La organización médica de niños más importante del mundo llamó al cese inmediato de tratamientos «trans» en niños, como la afirmación social, los bloqueadores de pubertad, la hormonización cruzada y las cirugías en menores de edad.

El American College of Pediatricians (ACP), el colegio nacional de pediatras de los Estados Unidos, dio una conferencia este jueves para advertir sobre los peligros de las terapias a las que son sometidos los niños y adolescentes que manifiestan malestar o incomodidad con su sexo biológico.

“Doctores protegiendo niños” es el título que se le dio a la fuerte declaración que firmó la asociación de peditartas más importantes del país, en la que piden por el cese de protocolos perjudiciales como la afirmación social, los bloqueadores de pubertad, la hormonización cruzada y las cirugías en menores que experimentan angustia por su sexo biológico.

En la presentación de la declaración, la doctora Jill Simmons, pediatra y directora ejecutiva de la ACP, leyó el documento e instó a todos los estados del país a prohibir terapias hormonales y cirugías en niños y adolescentes, ya que no hay evidencia científica que respalde que estos tratamientos sean efectivos para resolver cuestiones psicológicas en pacientes con disforia de género.

Por el contrario, no solo no parecería tener una incidencia positiva en la psiquis de los trans ni reduce la altísima tasa de suicidios que existe en esa comunidad, si no que tienen claros efectos nocivos, como menor crecimiento, osteoporosis temprana, esterilidad, entre otros.

Los firmantes del texto hicieron un llamado a las instituciones del sistema de salud estadounidense para que pongan fin a “los actuales protocolos perjudiciales promovidos para niños y adolescentes que expresan malestar con su sexo biológico”, según se lee en la página de la asociación.

Los pediatras y otros profesionales de la salud alegan que “las mejores pruebas e investigaciones sugieren que las cirugías, los bloqueadores de pubertad y las hormonas sexuales cruzadas perjudican gravemente a los niños”, además de que estos tratamientos “no mejoran el bienestar físico o mental de los adolescentes con disforia de género”.

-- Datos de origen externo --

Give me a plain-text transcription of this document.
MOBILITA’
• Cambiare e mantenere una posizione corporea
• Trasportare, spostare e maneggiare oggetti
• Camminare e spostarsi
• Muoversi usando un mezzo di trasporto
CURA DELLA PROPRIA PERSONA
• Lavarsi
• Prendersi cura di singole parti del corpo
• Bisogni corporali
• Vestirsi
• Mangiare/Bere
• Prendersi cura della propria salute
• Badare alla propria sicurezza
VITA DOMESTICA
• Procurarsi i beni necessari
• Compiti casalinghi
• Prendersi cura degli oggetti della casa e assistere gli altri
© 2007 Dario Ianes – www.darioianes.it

Los pediatras estadounidenses que se suman a estas advertencias contra los tratamientos invasivos en menores trans han creado una página https://doctorsprotectingchildren.org en la cual se puede ver la declaración completa y los firmantes, además de adherirse al llamado.

La preocupación de los pediatras sobre las cirugías irreversibles sobre niños con disforia de género no se limita a los Estados Unidos. En Europa, los profesionales de la salud de varios países del Viejo Continente han hecho un llamado a frenar este tipo de tratamientos en base a un reporte shockeante.

Recientemente, se publicó en Gran Bretaña el Cass Report producto de una investigación independiente que duró 4 años y que demostró que los tratamientos que se estaban aplicando a menores con disforia de género no se basaban en evidencia científica suficiente y eran por lo tanto experimentales.

El informe sugería tratar estos casos con terapia psicológica y evitar las intervenciones invasivas, de efectos secundarios adversos y en muchos casos irreversibles. Como consecuencia de este informe, el gobierno de Inglaterra decidió prohibir en todo el país la administración de bloqueadores de pubertad.

En los países escandinavos, el reporte tuvo un fuerte impacto, y actualmente Suecia, Noruega y Finlandia están revisando los protocolos y se está sugiriendo a los profesionales priorizar el tratamiento psicológico de los menores que manifiestan incomodidad con su sexo biológico, en vez de mandarlos al quirófano.